“Not all people who sound religious are really godly. They may refer to me as ‘Lord’; but they still won’t enter the Kingdom of Heaven.” – Mark 7:21

In this verse Jesus challenges people at the very center of their faith. Anyone can “act” religious or say spiritual things, but have a void in their hearts towards developing a deep and abiding relationship with God Almighty. Having intimacy with God means that our thoughts, actions, prayers and attitudes are in alignment with His plan for our lives. Wow that is a real challenge for all of us.

A person who doesn’t have a personal relationship with Jesus may be able to say all the right things but lack the faith to live a Christ-centered life. The writers of the synoptic gospels (Matthew, Mark, Luke, and John) emphasize Christ’s teachings related to hypocrisy. In Matthew Chapter 23 we read about the hypocrisy associated with the Pharisees and Sadducees. In Mark 3 we see Christ challenging other religious minded leaders about their hypocrisy and “hard-heartedness” regarding the healing of the sick during the Sabbath.

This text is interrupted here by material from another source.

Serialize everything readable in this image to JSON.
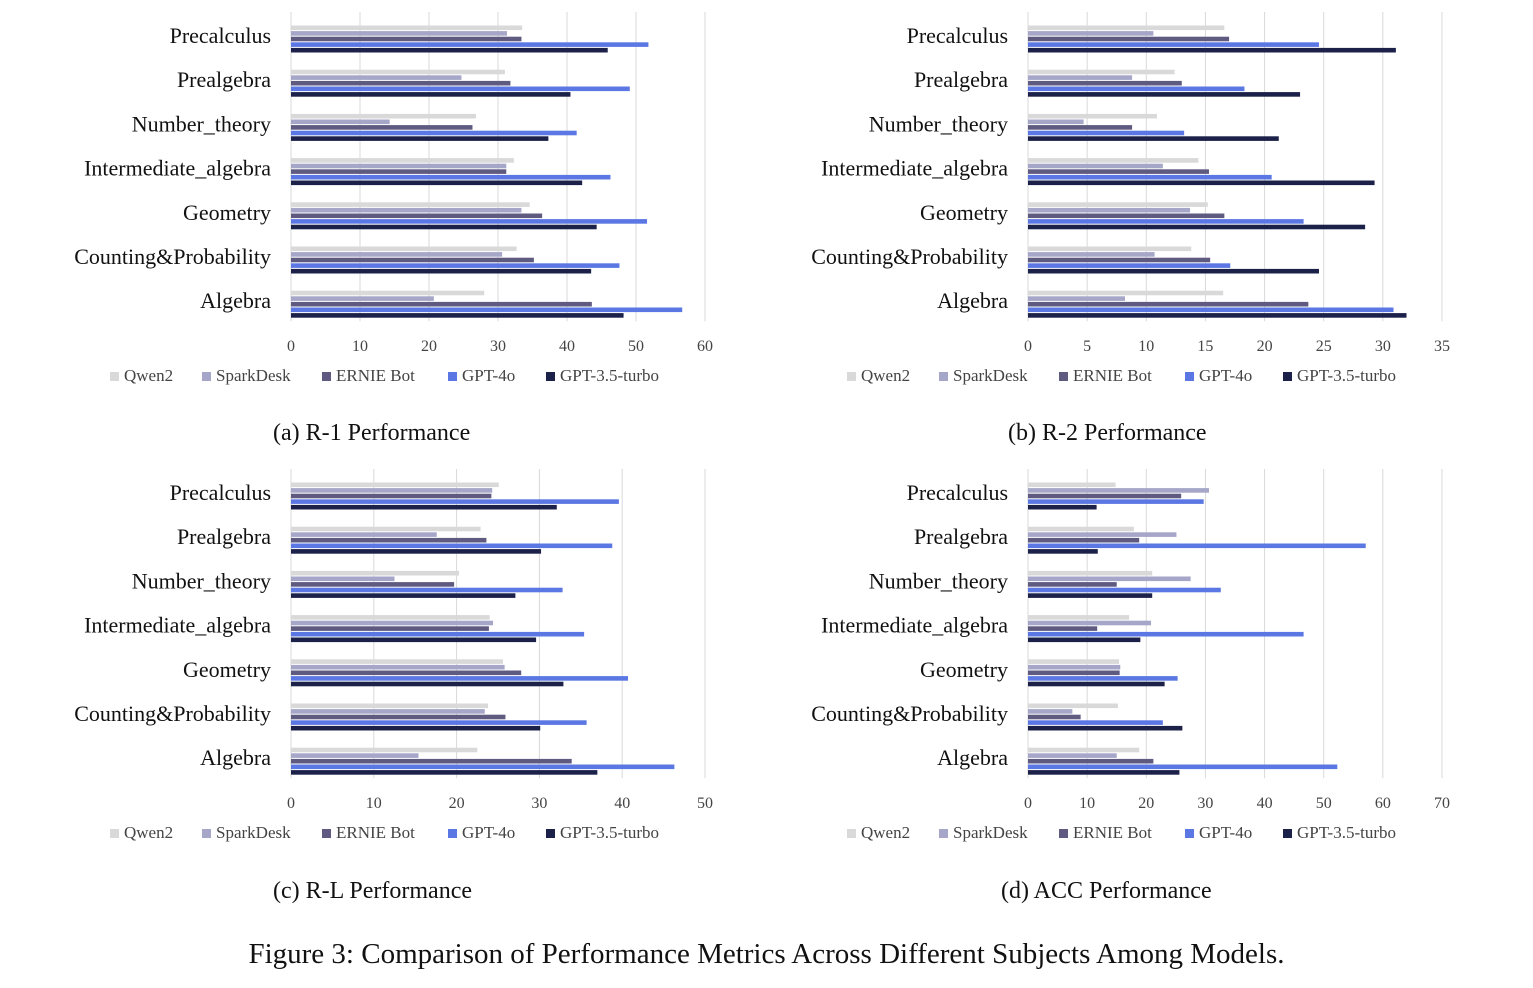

Continually Christ reminds us “our walk should match our talk”. An engraving on a cathedral wall in Germany bears these soul-searching words:

Thus speaketh Christ our Lord to us:
“You call me Master and obey me not;
You call me light and see me not;
Your call me the Way and walk with me not;
You call me life and live me not;
You call me wise and follow me not;
You call me fair and love me not;
You call me rich and ask me not;
You call me eternal and seek me not;
If I condemn you, blame me not.”

The more we learn about what God has done for us, the more we will want to know what we can do for Him. In addition, our motives will come from a pure heart, not from selfish ambition, guilt, or some church tradition. God is looking for genuine believers whose walk matches their talk. Let’s not say we love and then show disrespect to others. Let’s not say we care and then not show acts of kindness. Let’s not preach tolerance and then lack patience when dealing with complicated issues. Let’s not judge unless we want to be judged. Let’s try and keep His word central to our problem solving and relationships.